Der Film dokumentiert das Leben in der Hausgemeinschaft von der Planungsphase bis in die Gegenwart. Er vermittelt Einblicke in ein ungewöhnliches Wohnprojekt, dessen Bewohner über ihre Träume, Hoffnungen und Wünsche (und was daraus im Laufe der Jahre geworden ist) offen berichten.
April 2015
Im Sommer 2016 soll »Auf AEG« die Kulturwerkstatt eröffnet werden. Eine ehemalige Produktionshalle wird hierfür vollständig aus- und umgebaut. Vor Beginn der Sanierungsarbeiten bespielten 14 Tage lang Street Art-Künstler, Akademie- und Designstudenten und andere Kreative die Halle. Auf dem Betonfußboden, an Wänden, auf Paletten, Hartfaserplatten oder Fenstern – überall entstanden Bilder und Graffitis.
Ein Urban Art Event, das manche der Beteiligten an vergangene Zeiten erinnerte, in denen sich Skater und Sprayer in alten Fabrikhallen trafen, bevor man sich zum »Verschönern« von Hauswänden aufmachte. Andere kamen vorbei, weil sie einfach nur gemeinsam malen, sich einmal an einem 18qm großen Fenster austoben, neue Techniken ausprobieren oder mit Gleichgesinnten Spaß haben wollten.
Kunst mit Verfallsdatum, aber das störte niemanden. Was braucht es mehr als Farben, Sprühdosen, Pinsel, eine Couch mit ein paar Sesseln und guter Musik? Unsere Doku fängt Impressionen und Stimmungen von einem absolut unkommerziellen Projekt ein.

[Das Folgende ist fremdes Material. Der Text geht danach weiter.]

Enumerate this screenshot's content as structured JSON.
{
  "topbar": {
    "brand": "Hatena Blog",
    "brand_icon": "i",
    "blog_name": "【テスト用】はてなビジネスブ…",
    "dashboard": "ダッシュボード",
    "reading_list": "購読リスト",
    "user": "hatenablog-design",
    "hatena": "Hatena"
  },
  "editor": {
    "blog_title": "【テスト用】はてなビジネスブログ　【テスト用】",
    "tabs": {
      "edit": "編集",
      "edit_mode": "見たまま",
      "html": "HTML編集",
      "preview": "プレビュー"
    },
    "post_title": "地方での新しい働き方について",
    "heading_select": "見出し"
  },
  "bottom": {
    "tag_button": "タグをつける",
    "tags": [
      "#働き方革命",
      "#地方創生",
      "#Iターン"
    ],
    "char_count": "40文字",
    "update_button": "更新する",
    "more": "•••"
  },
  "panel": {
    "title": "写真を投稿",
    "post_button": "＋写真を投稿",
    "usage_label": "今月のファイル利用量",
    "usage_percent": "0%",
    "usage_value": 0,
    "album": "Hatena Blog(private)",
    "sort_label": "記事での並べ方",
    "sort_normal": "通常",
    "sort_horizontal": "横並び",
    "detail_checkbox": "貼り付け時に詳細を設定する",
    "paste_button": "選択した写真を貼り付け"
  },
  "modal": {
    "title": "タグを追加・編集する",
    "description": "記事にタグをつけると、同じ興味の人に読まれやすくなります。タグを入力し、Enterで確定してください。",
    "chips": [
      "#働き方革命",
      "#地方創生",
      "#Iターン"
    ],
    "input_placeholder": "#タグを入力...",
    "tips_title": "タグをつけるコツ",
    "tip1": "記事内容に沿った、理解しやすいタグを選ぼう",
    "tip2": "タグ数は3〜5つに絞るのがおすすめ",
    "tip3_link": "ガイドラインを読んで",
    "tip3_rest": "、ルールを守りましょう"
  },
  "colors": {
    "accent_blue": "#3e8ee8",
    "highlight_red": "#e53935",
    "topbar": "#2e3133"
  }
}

StadtLandWand waren: Julia Freisleben, Marie Gerstner, Chris Herrmann, Highner, Jeanette Niqué, Guy Palumbo (Guy the Guy), Johannes Stahl (JoeMadeThis) und Jenny Thich, ferner Antares, Blok, Dizko, Kid Crow, KL52, majilina, The Piff Paff Boys (Odour Odessa, Lucas Krieg, Bounty) und Julian Vogel.